The MIT License is much more permissive in that all you really have to do is acknowledge the license holder. The license itself is 2-3 paragraphs long and makes it very clear what you're allowed to do, i.e. just about anything.

alexantd
Actually, you can depend on it all you want. It is the user who accepts responsibility for what goes onto their computers. It's not our job as developers to ensure that they're not violating someone's copyright. We certainly want to know if ours is being violated, but it ultimately, is not our responsibility to babysit users. Also, no matter if RMS decrees the sky to be purple or anything of the sort, dynamically linking a library you haven't modified, does not constitute a derivative work under copyright law. The GPLv2 also does not make it explicit his intent. Therefore, it's perfectly fine.
jer
Any form of linking is iffy at best. This is very technical, nitpicky advice that is liable to get the OP's company sued.
alexantd
A: 

The FSF's position on using the GPLv2 to dynamically link into a third party application is a derived work, unless it's a system library (i.e., distributed with the system you are targeting, in section 3 of the GPLv2). Notwithstanding the foregoing, there are other IP law scholars who disagree.

If you want a definitive answer, consult an IP lawyer. I know myself, I believe software should be used if it is useful, and barriers to it being used are not generally desirable. If I have found a library I want to use in a piece of software, one that I may not even include or statically link to, I will still go out of my way to find a work that is available under terms that are more akin with the spirit of how I want to release my code. No practical reason.

jer
+1  A: 

In general:

You cannot do what you're considering with GPL code - linking to a a GPL library is considered a derived work, so the GPL provisions apply to the code that links to the library.

With the MIT license, you are (in general) permitted to derive your own project and release that derived project without releasing any source code. You may have some requirements regarding copyright notices and such.

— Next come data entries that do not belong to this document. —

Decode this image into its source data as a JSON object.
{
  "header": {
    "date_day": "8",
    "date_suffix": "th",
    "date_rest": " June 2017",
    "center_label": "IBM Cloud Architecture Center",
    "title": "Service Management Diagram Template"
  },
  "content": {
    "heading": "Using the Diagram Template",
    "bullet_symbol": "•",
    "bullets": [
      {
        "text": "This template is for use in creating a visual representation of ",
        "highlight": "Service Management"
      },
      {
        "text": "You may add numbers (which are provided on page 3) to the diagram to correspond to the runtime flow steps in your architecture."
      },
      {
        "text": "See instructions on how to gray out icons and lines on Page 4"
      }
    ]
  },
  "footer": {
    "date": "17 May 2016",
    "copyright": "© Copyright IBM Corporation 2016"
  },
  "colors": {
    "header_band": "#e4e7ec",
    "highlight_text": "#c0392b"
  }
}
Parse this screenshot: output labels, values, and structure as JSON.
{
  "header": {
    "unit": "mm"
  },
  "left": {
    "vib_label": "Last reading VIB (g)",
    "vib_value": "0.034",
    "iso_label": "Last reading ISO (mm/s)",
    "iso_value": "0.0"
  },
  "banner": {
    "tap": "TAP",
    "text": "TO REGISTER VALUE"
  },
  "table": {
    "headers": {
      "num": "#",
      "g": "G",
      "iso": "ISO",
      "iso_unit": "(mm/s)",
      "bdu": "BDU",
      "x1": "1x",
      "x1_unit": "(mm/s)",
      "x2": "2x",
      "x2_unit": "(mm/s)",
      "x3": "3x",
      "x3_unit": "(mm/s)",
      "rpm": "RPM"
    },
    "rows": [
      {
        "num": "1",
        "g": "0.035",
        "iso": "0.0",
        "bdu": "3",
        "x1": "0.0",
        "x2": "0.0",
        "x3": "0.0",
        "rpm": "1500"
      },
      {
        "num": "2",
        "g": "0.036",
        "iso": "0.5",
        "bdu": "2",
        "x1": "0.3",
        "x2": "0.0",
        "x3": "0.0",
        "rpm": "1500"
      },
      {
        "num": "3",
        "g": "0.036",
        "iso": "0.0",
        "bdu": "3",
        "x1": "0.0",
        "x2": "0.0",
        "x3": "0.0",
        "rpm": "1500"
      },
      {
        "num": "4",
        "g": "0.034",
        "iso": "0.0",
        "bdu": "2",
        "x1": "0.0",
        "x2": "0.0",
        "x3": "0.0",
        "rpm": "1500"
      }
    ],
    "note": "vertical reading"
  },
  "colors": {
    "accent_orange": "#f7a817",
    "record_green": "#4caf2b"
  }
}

But really, your company's management, policies, or legal team should be the ones guiding you and making these decisions, since they are policy and legal decisions, not technical decisions.

Michael Burr
Yeah, this will filter to them eventually, but they are really slow (weeks). You guys take about 15 minutes :)
Adam Shiemke
Yeah, but what we say here really doesn't matter...
Michael Burr
Your statement does depend on the jurisdiction. Here in Canada, linking to a dynamic library does not constitute a derivative work. The way our copyright law reads, you have to make a significant modification to the program for it to be considered a derivative work. I.e., not even changing one or two lines in a large system could constitute a derivative work. But courts are the mechanism to decide what is and is not substantial. Safe just to avoid the issue in the first place, but dynamic linking in Soviet Canuckistan is legal against GPL libraries.
jer
@jer: yes, I suppose I should have give the standard IANAL and different jurisdictions have different laws, etc, disclaimers. However, one thing is for certain - regardless of how it might hold up legally, it's for certain that the intent of the GPL is to consider even dynamic linking as being a derivative work. So even if someone might not be legally obligated wherever they are to follow that restriction, they'd certainly be be going against the authors wishes, which is rude if nothing else.